L’implication de toutes les catégories de professionnels du département de radiothérapie dans la rédaction de ces documents est la clé du succès, la formalisation ayant pour objet de définir la pratique commune, et non de la modifier si ce n’est pas nécessaire, ce, afin de l’ancrer dans une routine bien maîtrisée. La démarche permet aussi d’optimiser l’utilisation des ressources et de garder une part suffisante en ressources matérielles, humaines et en temps pour l’innovation thérapeutique (notion d’empowerment de l’équipe soignante).

1.5. Mesure de la qualité

L’objectif de la démarche qualité est l’amélioration de tous les niveaux de l’organisation de l’unité de radiothérapie afin d’y assurer la qualité et la sécurité des soins des patients [5].

Elle démarre par l’identification puis par la mise en place d’objectifs spécifiques à l’activité, mesurables, atteignables, réalistes et temporels (c’est-à-dire inscrits dans le temps): objectifs SMART.

Le corolaire de la démarche est le suivi (ou l’évaluation): mesure des objectifs qui permettra de constater une amélioration ou une dérive des pratiques et/ou des services.

La mise en évidence d’écarts débouche sur l’analyse des causes à l’origine de ces derniers et à l’identification des actions d’améliorations appropriées. Celles-ci sont planifiées, suivies dans le temps, discutées collégialement avec les pilotes notamment lors de réunions du comité de pilotage. Cette boucle analyse–actions–évaluation des résultats alimente le programme qualité et constitue des données d’entrée pour la revue de direction.

Plusieurs outils de mesure sont à la disposition des centres ou services de radiothérapie:

  • Les indicateurs, mesurant l’atteinte d’objectifs
  • Les enquêtes de satisfaction, permettant d’évaluer la qualité « perçue » par les patients ou les professionnels eux-mêmes
  • Les audits, évaluant une situation donnée par rapport à une situation attendue décrite dans un référentiel (protocole par exemple)
  • Les évaluations de pratiques professionnelles, plus adaptées aux activités de soins, et comparant la pratique en place en référence à des recommandations et selon une méthode élaborée ou validée par la Haute Autorité de santé

2. Outils de gestion des risques

La démarche de gestion des risques s’inscrit dans une culture de sécurité partagée par tous.

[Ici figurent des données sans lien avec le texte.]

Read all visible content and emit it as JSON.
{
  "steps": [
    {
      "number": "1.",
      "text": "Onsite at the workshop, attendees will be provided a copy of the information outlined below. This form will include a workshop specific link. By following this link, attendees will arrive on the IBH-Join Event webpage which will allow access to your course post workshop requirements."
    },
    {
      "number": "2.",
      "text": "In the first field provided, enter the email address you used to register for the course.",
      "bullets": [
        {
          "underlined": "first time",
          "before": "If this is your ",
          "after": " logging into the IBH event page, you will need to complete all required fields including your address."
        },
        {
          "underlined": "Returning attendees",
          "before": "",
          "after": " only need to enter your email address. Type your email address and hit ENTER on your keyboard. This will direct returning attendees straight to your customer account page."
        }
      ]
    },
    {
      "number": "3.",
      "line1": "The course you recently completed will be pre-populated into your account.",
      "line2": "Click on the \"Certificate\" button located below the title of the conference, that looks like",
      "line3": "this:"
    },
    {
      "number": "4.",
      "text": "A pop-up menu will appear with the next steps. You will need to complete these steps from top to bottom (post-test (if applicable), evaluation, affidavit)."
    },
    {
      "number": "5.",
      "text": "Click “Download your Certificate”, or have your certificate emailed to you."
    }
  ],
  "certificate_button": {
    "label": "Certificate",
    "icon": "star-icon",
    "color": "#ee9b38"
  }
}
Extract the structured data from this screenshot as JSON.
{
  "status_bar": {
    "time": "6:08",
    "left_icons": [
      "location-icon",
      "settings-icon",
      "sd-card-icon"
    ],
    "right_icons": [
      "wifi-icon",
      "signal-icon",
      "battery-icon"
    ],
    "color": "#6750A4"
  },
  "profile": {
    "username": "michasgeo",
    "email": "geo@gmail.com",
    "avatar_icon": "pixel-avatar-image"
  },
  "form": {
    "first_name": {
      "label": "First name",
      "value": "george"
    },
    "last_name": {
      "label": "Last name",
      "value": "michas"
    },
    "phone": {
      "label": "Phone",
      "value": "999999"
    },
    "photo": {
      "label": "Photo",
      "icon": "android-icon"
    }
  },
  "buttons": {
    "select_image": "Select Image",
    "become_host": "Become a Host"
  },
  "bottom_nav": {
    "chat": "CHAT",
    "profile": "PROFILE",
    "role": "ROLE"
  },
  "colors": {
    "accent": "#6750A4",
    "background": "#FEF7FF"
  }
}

Le rapport de l’Académie de médecine américaine « To err is human – Building a safer health system » stipule que la cause des évènements indésirables associés aux soins est rarement liée au manque de connaissance des professionnels [9]. Le plus souvent, ils sont le fait de défauts d’organisation, de manque de vérification, coordination, communication, en résumé à un manque de culture commune de sécurité et de travail en équipe. La maîtrise du risque relève donc d’une vision globale, partagée, organisée et suivie. En plus des éléments présentés dans la partie précédente – c’est-à-dire modalités de pilotage, politique formalisée, planification rigoureuse, gestion documentaire organisée – qui constituent les outils de base nécessaires à l’implantation de la démarche, des outils spécifiques à la gestion des risques existent et permettent d’avancer vers cet objectif.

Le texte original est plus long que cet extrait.